DE LUCA E IL SUO PARLARE TRANCHANT

Di Rino Girimonte

De Luca

Si rimane colpiti dai numeri dei contagi in Campania, ormai la Lombardia del Sud. Il suo presidente, nonché governatore, prefetto, sceriffo, veniva osannato e portato ad esempio, soprattutto per il suo modo di affrontare l’epidemia, ed era facile cadere prigioniero della sua pungente simpatia, ancor più quando imita Crozza.
Che lo si ami o lo si avversi, niente di lui lascia indifferenti. Uomo pratico, uomo del fare, che si trovi nel centrosinistra non vuol dire che no potrebbe stare anche nel centrodestra.
È quel suo sguardo che sembra perdonarti la vita, sono le sue parole, con i tempi giusti di consumato attore, che giungono lente, come al rallentatore e sono pugnali che cercano il cuore.
Il suo parlare tranchant, la sua verve sorniona, partenopea, lui sì che non consuma abusivamente ossigeno, certamente colpisce e risulta efficace. Ed anche i risultati della sua gestione anti virus erano buoni, come del resto in Basilicata, Abruzzo, Molise e in tutto il centrosud, perfino in Calabria, dove la Jole confonde la febbre con la tarantella. Ancor più buoni se si pensa ai disastri meneghini del duo Fasano. Parlava di lanciafiamme, di carabinieri da inviare a spegnere grigliate e feste di laurea, di tornare ai confini preunitari e tutti a battere le mani. Se qualcuno faceva notare che il giubilo, in quelle forme e dimensioni, per la vittoria del Napoli in coppa Italia, forse era meglio evitarlo, lui rivendicava quei momenti di gioia, sempre così poco frequenti. Come dargli torto. Anche perché poi, i tifosi, votano. Io capitai a fine luglio a Cava dei Tirreni, cittadina deliziosa. Sul corso Umberto I, alle 2 di notte, non si poteva camminare, poche mascherine e tanta gioia di stare insieme. Comprensibile, dopo mesi vissuti in modo monacale, era necessario dare al corpo un po’ d’allegria, ma il cipiglio con cui redarguiva, urbi et orbi, nelle sue dirette televisive, non trovava facile ascolto, visti i comportamenti dei suoi concittadini e, soprattutto, il controllo brillava per la sua assenza, là, qua, sulla costa Smeralda o a Copenaghen. E adesso con chi ce la prendiamo?
Forse è di difficile gestione lo spirito vivace, un po’ anarchico delle popolazioni meridionali, sarà forse il sole, il mare e la voglia di abbracci, forse la pizza c’a pummarola ‘n coppa. Può darsi che ha meriti sufficienti, ma prima di farlo santo aspettate almeno un mezzo miracolo. Valga lo stesso discorso per il doge veneto per cui, quando le cose vanno meno bene, c’è bisogno di qualcuno su cui scaricare gli oneri, fossero anche cinesi con il sorcio vivo in bocca, avendo già consumato molti onori. Sarà forse la propensione italica a genuflettersi al cospetto dell’uomo forte?
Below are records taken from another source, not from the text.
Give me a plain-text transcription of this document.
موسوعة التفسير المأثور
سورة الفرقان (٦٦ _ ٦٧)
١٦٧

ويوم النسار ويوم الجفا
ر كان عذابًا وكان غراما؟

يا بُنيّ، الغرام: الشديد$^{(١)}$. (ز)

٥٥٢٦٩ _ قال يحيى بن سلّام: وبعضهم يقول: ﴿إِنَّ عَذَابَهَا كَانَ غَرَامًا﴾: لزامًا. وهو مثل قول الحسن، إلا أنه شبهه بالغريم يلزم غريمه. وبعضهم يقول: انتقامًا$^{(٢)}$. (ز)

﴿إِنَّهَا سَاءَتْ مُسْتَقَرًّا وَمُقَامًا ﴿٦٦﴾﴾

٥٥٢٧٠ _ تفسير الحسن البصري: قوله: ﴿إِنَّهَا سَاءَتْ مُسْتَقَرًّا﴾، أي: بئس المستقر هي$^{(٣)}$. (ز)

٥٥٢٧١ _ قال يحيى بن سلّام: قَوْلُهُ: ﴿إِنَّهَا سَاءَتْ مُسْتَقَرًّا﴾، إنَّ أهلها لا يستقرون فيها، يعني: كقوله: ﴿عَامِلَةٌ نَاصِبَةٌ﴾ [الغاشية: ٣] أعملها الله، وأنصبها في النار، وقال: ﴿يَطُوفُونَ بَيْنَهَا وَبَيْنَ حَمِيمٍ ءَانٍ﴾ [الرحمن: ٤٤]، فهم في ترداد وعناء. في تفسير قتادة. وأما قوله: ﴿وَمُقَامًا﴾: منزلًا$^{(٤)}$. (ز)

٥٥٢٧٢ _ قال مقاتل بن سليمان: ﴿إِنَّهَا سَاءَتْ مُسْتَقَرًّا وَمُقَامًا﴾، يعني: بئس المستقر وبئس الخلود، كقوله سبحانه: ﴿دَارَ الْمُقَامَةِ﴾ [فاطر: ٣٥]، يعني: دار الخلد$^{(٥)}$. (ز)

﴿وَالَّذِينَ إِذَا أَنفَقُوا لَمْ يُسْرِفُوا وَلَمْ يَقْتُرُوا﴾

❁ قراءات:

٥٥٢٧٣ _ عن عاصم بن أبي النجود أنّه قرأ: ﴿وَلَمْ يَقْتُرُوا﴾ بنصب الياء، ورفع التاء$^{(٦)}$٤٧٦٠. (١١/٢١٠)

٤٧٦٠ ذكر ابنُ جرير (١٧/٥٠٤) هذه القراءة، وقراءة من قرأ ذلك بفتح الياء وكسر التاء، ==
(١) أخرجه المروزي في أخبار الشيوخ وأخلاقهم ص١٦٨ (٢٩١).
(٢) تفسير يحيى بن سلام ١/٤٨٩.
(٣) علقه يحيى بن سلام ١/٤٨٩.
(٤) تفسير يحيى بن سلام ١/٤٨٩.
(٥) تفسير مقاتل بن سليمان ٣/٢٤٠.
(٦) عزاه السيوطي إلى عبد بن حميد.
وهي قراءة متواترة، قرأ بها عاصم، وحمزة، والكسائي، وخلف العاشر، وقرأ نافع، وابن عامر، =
Può darsi, anche se poi la storia, litigando con la nostra scarsa memoria, assegna a ciascuno il proprio posto. E adesso arrivano i dolori. Ma basta non farlo sapere, basta lasciare fuori i giornali, per altri, quelli che hanno una platea di likes importante, che non nascondono la loro fascinazione per don Vincenzo, colpisce la loro autocensura e si accontentano delle battute di avanspettacolo contro il malcapitato di turno. Tra una citazione e l’altra di Schopenhauer, io tremo per il mio Sud.

#RinoGirimonte

Nato calabrese nella penuria degli anni ’50, a Roma sono cresciuto, ho frequentato la scuola della strada, l’università di filosofia e delle lotte, piccole e grandi patrie mi abitano ” amo la libertà delle righe sussurrate, insurrette, in eterna guerra contro le frasi armate”.